Эдвард схватил меня прежде, чем я упала на пол. Его хватка оказалось грубой и сильной. Но я знала, что он не хотел причинить мне боль. Он просто не хотел, чтобы я упала.

Он быстро взял меня на руки и стал покачивать, будто в колыбели. Он выглядел очень расстроенным, и это немного испугало меня. Я не хотела, чтобы он расстраивался из-за меня. После всего, что он сделал, после того, как он ко мне относился…

– Прости, мне так жаль, – мягко сказал он.

Слезы снова потекли из моих глаз, то ли от боли, то ли от его таких нежных слов. Он посмотрел на меня.

Затем он, держа меня на руках, быстро вышел в коридор и открыл дверь своей спальни. Он пронес меня в комнату и положил на свою кровать. Я была смущена его поведением. Но про себя пообещала, что как только я смогу встать и пойти, я непременно сделаю это.

Не могу же я долго лежать на ЕГО постели.

Он зашел в ванную. Но буквально через минуту вернулся. В его руках было множество салфеток, тряпочек и бутыльков.

Для начала он взял какую-то тряпочку.

– Мне нужно немного тебя вымыть. Я не хочу, чтобы у тебя началось какое-нибудь заражение. Хорошо? – мягко спросил он.

Я кивнула, не зная, что ответить. Я была ошеломлена его поведением. Сначала он протер мое лицо от слез. Ткань оказалась холодной, и я почувствовала легкое облегчение. Затем он протер влажной тряпочкой мои губы. Я слегка шикнула от боли – губы были потрескавшиеся и воспаленные.

Затем он, смочив тряпочку, провел ей по моему запястью левой руки, смывая засохшую кровь. Я изо всех сил старалась игнорировать боль и не смотреть на руку. От вида крови мне станет только хуже. Я попыталась сосредоточиться на ЕГО лице… Было видно, что он изо всех сил старается сконцентрироваться на том, что он делал. Его глаза были полны грусти и печали.

Затем он проделал тоже самое с другой рукой. Потом он взял полотенце и промокнул обе руки. Взяв тюбик, он выдавил себе на пальцы немного мази и смазал мои раны. Затем он взял бинт и обмотал им запястья.

Он посмотрел на меня и улыбнулся, когда увидел, что я смотрю на него. Затем он снова ушел в ванную. Вернувшись, он промокнул влажной тряпкой мои колени, и также обработал их мазью. Не остались без внимания и мои лодыжки. Их ждала та же участь – протирание холодной тряпкой, смазывание мазью и перевязка.

Затем он достал бутылочку с синеватой жидкостью и налил ее немного на чистую, сухую ткань.

– Это поможет избавиться от липких следов на твоей коже, которые остались от скотча. Я знаю, это дерьмо сильно раздражает кожу.

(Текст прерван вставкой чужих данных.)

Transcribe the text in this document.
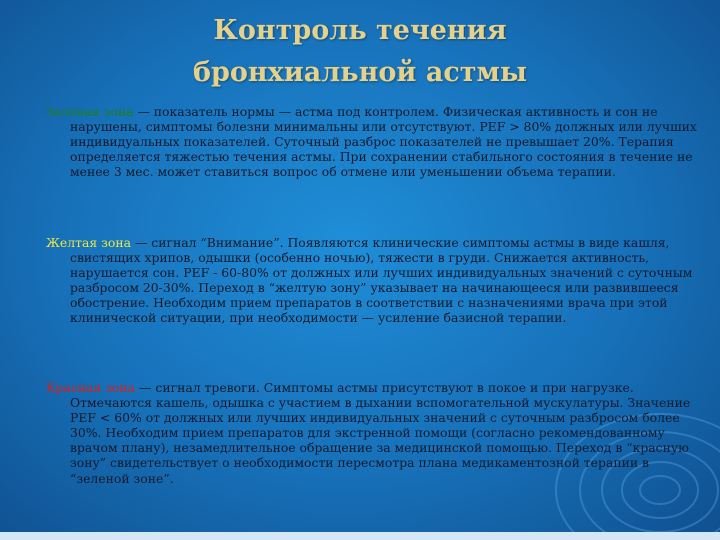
Контроль течения
бронхиальной астмы
Зеленая зона — показатель нормы — астма под контролем. Физическая активность и сон не нарушены, симптомы болезни минимальны или отсутствуют. PEF > 80% должных или лучших индивидуальных показателей. Суточный разброс показателей не превышает 20%. Терапия определяется тяжестью течения астмы. При сохранении стабильного состояния в течение не менее 3 мес. может ставиться вопрос об отмене или уменьшении объема терапии.
Желтая зона — сигнал “Внимание”. Появляются клинические симптомы астмы в виде кашля, свистящих хрипов, одышки (особенно ночью), тяжести в груди. Снижается активность, нарушается сон. PEF - 60-80% от должных или лучших индивидуальных значений с суточным разбросом 20-30%. Переход в “желтую зону” указывает на начинающееся или развившееся обострение. Необходим прием препаратов в соответствии с назначениями врача при этой клинической ситуации, при необходимости — усиление базисной терапии.
Красная зона — сигнал тревоги. Симптомы астмы присутствуют в покое и при нагрузке. Отмечаются кашель, одышка с участием в дыхании вспомогательной мускулатуры. Значение PEF < 60% от должных или лучших индивидуальных значений с суточным разбросом более 30%. Необходим прием препаратов для экстренной помощи (согласно рекомендованному врачом плану), незамедлительное обращение за медицинской помощью. Переход в “красную зону” свидетельствует о необходимости пересмотра плана медикаментозной терапии в “зеленой зоне”.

Я улыбнулась и слегка кивнула. Давая тем самым понять, что я его внимательно слушаю. Он протер этой жидкостью места на моих руках, на которых был намотан скотч.

– Держи рот закрытым. Эта жидкость на вкус просто ужасна, – предупредил он.

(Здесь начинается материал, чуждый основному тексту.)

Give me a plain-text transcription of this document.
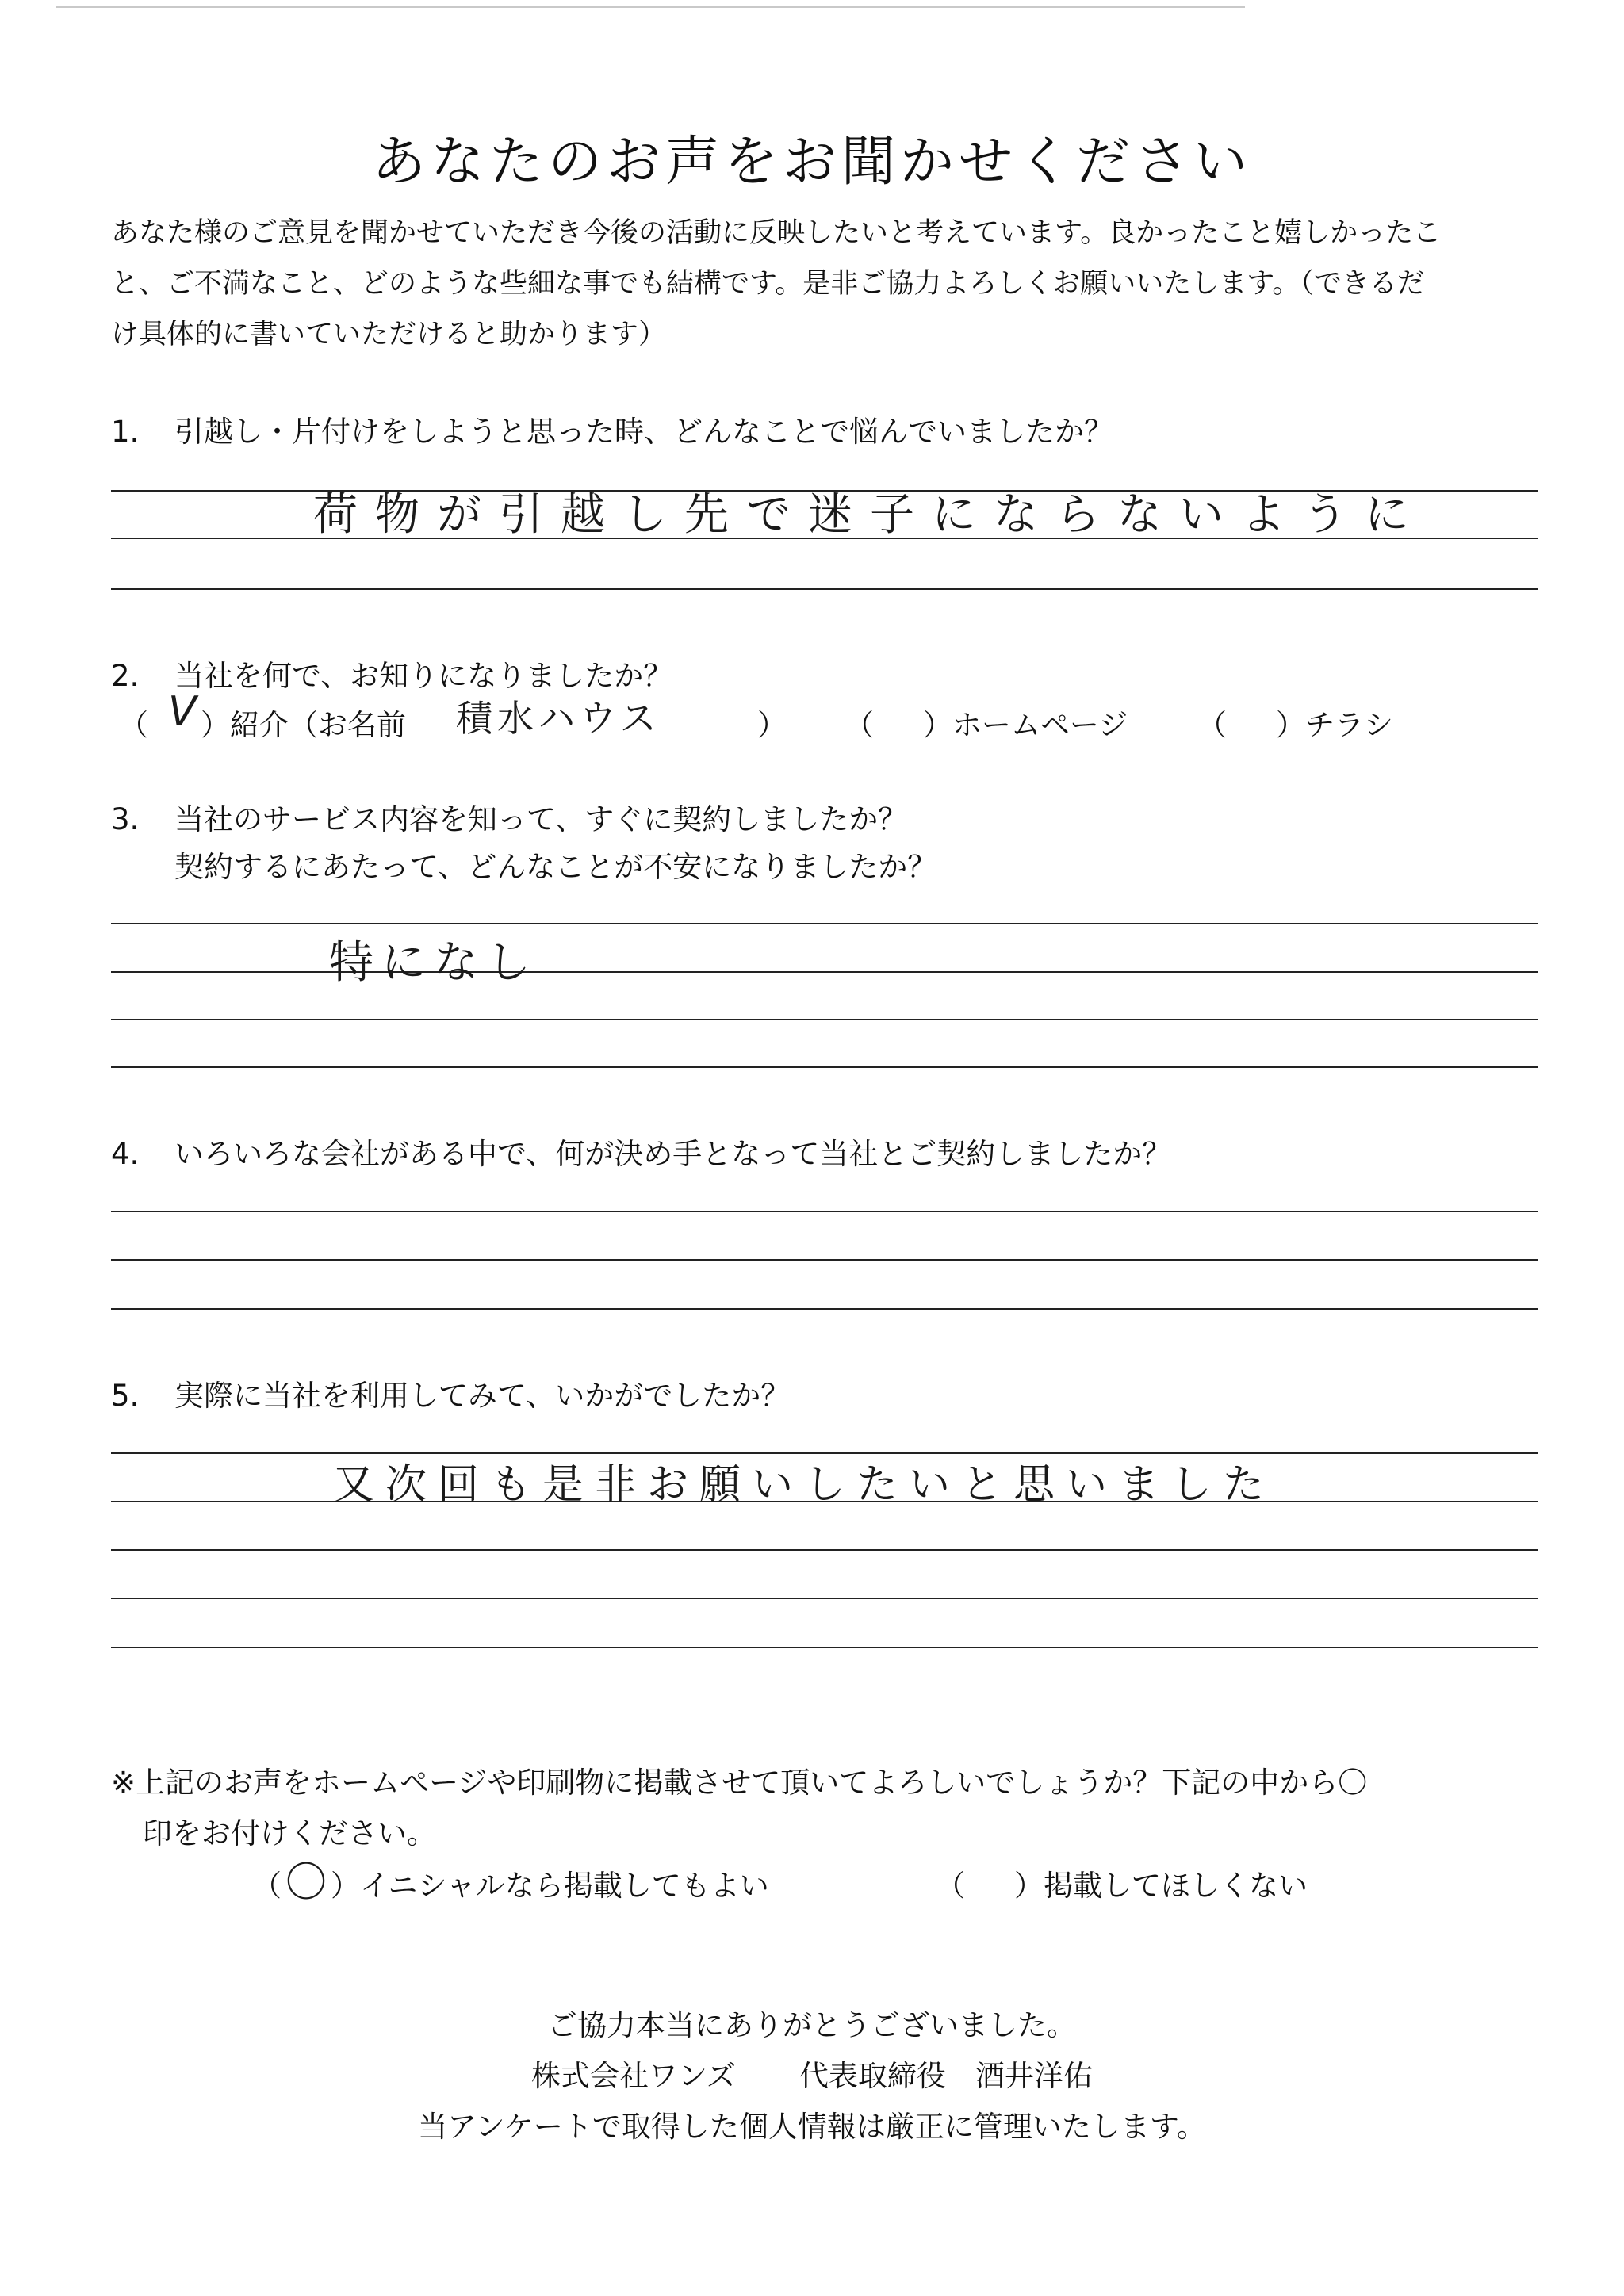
あなたのお声をお聞かせください
あなた様のご意見を聞かせていただき今後の活動に反映したいと考えています。良かったこと嬉しかったこ
と、ご不満なこと、どのような些細な事でも結構です。是非ご協力よろしくお願いいたします。（できるだ
け具体的に書いていただけると助かります）
1. 引越し・片付けをしようと思った時、どんなことで悩んでいましたか？
荷物が引越し先で迷子にならないように
2. 当社を何で、お知りになりましたか？
（ ）紹介（お名前
V	積水ハウス	） （ ）ホームページ （ ）チラシ
3. 当社のサービス内容を知って、すぐに契約しましたか？
契約するにあたって、どんなことが不安になりましたか？
特になし
4. いろいろな会社がある中で、何が決め手となって当社とご契約しましたか？
5. 実際に当社を利用してみて、いかがでしたか？
又次回も是非お願いしたいと思いました
※上記のお声をホームページや印刷物に掲載させて頂いてよろしいでしょうか？下記の中から〇
印をお付けください。
（ ）イニシャルなら掲載してもよい
〇	（ ）掲載してほしくない
ご協力本当にありがとうございました。
株式会社ワンズ 代表取締役　酒井洋佑
当アンケートで取得した個人情報は厳正に管理いたします。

Как только он прикоснулся к моим губам, я зажмурилась. Мои губы горели огнем. А жидкость имела ужасный тошнотворный запах. После всех манипуляций, он собрал все тряпочки и унес их в ванную.

Вернувшись, он зашел с другой стороны кровати и сел рядом. Он открыл ящик прикроватной тумбочки и достал тюбик с вазелином. Я вопросительно посмотрела на него.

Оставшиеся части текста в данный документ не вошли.